Construction has begun on a project to revamp Second Avenue’s existing bus and bike lanes — some of the busiest lanes of their kind in the city.

The city’s Department of Transportation (DOT) project will widen the existing bike lane on Second Avenue between 59th and Houston streets from 6 feet to between 8 and 10 feet. Meanwhile, the bus lane will be moved from the curbside to an offset lane, with parking separating it from the curb.

Officials say these moves will protect cyclists and speed up commutes for riders on the M15 local and select bus lines, the busiest routes in the city with about 57,000 daily riders.

“We are putting people first on Manhattan’s avenues by improving bike, pedestrian, and bus infrastructure,” said DOT Commissioner Ydanis Rodriguez, “helping the vast majority of commuters on these corridors get where they’re going quicker and safer.”

Second Avenue’s heavily traveled bike lane will be widened (as seen here on Ninth Avenue) to accommodate more bike traffic.NYC DOT

The project is one of several slated for Manhattan’s Central Business District as the city prepares for the implementation of congestion pricing on June 30.

The existing section of the bike lane between 35th and 52nd Streets will be reconstructed to protect it from car traffic, and will also be widened.
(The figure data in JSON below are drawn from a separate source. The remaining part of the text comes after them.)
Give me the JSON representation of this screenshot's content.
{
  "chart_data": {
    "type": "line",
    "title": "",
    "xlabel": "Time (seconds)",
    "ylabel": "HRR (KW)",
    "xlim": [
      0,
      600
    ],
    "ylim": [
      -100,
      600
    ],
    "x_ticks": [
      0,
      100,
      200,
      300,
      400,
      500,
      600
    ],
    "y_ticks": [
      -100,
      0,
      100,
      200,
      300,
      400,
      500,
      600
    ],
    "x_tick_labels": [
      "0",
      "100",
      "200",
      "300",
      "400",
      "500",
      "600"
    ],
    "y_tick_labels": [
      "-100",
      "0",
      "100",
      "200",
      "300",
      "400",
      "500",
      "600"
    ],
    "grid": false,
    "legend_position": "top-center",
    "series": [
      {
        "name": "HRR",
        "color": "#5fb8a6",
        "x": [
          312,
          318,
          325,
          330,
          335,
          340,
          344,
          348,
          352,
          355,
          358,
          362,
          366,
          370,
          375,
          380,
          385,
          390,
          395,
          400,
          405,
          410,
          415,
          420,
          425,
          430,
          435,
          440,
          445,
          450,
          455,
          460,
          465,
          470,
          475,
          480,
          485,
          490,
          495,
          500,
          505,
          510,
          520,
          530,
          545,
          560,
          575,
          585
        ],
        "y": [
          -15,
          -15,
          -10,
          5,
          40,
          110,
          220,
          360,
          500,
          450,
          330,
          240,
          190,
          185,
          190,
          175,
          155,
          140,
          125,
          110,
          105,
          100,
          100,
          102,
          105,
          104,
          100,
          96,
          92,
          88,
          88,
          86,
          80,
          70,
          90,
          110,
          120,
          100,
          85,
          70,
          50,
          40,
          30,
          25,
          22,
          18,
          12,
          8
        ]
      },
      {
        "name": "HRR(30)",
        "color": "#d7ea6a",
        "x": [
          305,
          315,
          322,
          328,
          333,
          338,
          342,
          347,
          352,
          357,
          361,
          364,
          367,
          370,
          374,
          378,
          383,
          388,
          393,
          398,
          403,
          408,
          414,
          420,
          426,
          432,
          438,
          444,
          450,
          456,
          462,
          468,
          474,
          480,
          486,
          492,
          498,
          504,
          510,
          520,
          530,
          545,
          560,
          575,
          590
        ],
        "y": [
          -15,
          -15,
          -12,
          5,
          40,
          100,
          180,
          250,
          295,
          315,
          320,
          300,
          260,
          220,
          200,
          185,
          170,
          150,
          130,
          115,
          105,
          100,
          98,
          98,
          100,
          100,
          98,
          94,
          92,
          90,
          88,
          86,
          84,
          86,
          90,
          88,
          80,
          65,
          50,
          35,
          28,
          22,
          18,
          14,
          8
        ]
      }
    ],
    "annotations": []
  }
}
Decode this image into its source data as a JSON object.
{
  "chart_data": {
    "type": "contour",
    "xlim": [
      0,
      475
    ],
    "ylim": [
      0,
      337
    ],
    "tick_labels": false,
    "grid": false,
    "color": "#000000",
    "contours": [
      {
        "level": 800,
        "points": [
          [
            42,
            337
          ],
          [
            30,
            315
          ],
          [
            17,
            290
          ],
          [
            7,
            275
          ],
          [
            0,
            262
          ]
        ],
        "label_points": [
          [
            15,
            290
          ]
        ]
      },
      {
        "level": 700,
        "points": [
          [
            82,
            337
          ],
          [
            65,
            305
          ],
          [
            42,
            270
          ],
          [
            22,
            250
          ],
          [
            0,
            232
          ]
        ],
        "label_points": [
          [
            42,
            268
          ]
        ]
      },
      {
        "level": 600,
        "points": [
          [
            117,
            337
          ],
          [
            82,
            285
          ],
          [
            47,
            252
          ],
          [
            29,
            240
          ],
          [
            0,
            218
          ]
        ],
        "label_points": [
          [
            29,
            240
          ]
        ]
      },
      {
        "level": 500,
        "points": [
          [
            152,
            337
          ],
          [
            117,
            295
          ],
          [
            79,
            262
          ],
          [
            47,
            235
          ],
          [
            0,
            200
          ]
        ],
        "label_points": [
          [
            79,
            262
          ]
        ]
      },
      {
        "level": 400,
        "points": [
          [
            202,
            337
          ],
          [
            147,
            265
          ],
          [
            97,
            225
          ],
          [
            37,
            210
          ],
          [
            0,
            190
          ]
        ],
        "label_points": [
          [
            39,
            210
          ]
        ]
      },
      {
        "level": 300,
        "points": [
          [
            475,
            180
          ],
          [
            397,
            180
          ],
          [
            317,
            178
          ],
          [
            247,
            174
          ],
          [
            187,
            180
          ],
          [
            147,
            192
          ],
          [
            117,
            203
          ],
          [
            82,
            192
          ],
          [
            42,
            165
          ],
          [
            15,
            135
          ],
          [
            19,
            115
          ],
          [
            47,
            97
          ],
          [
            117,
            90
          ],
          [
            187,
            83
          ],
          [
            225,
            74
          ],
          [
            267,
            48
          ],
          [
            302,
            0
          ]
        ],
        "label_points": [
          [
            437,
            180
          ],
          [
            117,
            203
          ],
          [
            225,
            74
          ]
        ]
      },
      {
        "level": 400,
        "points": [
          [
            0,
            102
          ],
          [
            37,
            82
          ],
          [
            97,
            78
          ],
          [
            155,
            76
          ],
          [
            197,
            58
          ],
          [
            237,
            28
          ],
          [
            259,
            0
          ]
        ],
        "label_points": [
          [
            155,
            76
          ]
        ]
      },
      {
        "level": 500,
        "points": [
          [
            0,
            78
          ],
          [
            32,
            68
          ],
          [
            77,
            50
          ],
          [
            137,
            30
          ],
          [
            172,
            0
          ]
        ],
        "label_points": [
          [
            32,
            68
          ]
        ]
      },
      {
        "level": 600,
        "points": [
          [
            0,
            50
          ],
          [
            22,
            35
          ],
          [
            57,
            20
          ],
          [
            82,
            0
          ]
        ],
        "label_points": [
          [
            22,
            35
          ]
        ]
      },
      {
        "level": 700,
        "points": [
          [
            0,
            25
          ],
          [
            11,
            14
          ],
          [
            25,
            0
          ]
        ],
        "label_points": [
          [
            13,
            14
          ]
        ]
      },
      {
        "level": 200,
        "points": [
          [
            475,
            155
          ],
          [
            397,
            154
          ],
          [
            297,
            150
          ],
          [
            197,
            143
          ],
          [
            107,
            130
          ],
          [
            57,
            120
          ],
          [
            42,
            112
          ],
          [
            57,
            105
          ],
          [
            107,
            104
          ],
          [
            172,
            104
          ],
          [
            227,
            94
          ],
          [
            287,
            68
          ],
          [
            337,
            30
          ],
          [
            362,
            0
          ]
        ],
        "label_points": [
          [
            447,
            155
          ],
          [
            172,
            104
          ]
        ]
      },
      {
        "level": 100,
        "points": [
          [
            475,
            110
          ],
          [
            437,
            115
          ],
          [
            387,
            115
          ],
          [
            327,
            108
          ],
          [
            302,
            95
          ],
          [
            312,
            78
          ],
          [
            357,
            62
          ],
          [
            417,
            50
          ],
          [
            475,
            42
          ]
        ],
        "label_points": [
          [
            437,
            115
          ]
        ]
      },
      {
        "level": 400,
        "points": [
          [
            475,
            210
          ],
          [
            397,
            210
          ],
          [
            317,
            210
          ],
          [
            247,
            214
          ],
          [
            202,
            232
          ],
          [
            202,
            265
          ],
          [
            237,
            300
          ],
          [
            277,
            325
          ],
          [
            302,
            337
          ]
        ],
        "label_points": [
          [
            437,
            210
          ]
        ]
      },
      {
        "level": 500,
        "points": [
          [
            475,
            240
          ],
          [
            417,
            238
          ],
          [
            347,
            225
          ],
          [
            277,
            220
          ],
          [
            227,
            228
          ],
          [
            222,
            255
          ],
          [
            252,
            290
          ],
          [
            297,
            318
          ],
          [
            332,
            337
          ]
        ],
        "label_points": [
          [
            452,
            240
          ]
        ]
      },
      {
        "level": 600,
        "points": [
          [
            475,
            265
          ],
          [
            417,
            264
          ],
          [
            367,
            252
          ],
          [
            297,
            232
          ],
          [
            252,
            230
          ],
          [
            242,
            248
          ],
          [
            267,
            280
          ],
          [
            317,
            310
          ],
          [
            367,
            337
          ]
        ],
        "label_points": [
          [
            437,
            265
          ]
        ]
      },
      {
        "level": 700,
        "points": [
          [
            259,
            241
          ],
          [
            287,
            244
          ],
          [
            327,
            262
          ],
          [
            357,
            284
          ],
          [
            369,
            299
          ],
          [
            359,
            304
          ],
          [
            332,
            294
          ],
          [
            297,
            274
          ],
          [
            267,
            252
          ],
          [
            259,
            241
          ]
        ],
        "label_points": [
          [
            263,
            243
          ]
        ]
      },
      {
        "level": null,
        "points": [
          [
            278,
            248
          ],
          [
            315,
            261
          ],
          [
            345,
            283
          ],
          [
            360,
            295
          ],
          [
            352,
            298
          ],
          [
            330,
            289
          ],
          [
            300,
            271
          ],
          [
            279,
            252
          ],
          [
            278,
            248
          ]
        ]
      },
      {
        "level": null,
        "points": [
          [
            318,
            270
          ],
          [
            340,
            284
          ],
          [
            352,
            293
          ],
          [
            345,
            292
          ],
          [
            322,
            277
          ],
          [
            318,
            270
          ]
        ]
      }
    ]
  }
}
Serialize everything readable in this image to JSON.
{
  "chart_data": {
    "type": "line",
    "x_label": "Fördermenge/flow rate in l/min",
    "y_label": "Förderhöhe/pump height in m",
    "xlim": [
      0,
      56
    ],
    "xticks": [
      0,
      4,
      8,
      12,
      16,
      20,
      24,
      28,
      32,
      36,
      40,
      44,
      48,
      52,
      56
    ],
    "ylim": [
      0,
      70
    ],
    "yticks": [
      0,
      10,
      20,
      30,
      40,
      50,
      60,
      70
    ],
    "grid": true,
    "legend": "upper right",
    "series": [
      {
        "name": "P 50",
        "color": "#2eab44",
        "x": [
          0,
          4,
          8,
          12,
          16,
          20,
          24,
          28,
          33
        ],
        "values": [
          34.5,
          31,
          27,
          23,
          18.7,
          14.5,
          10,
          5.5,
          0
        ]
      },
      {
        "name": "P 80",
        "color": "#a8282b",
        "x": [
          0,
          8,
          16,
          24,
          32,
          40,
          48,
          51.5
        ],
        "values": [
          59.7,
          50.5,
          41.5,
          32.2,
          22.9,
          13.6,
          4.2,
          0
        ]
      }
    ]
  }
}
The bike lane upgrade will also include “layover” spaces for delivery workers on e-bikes.

As for the bus lane, DOT says the new offset bus lane will be in operation seven days a week, as distinguished from the current part-time lane which is decommissioned at off-peak hours for commercial loading and overnight parking.

Officials also contend the offset lane will result in fewer parked cars blocking people’s commutes.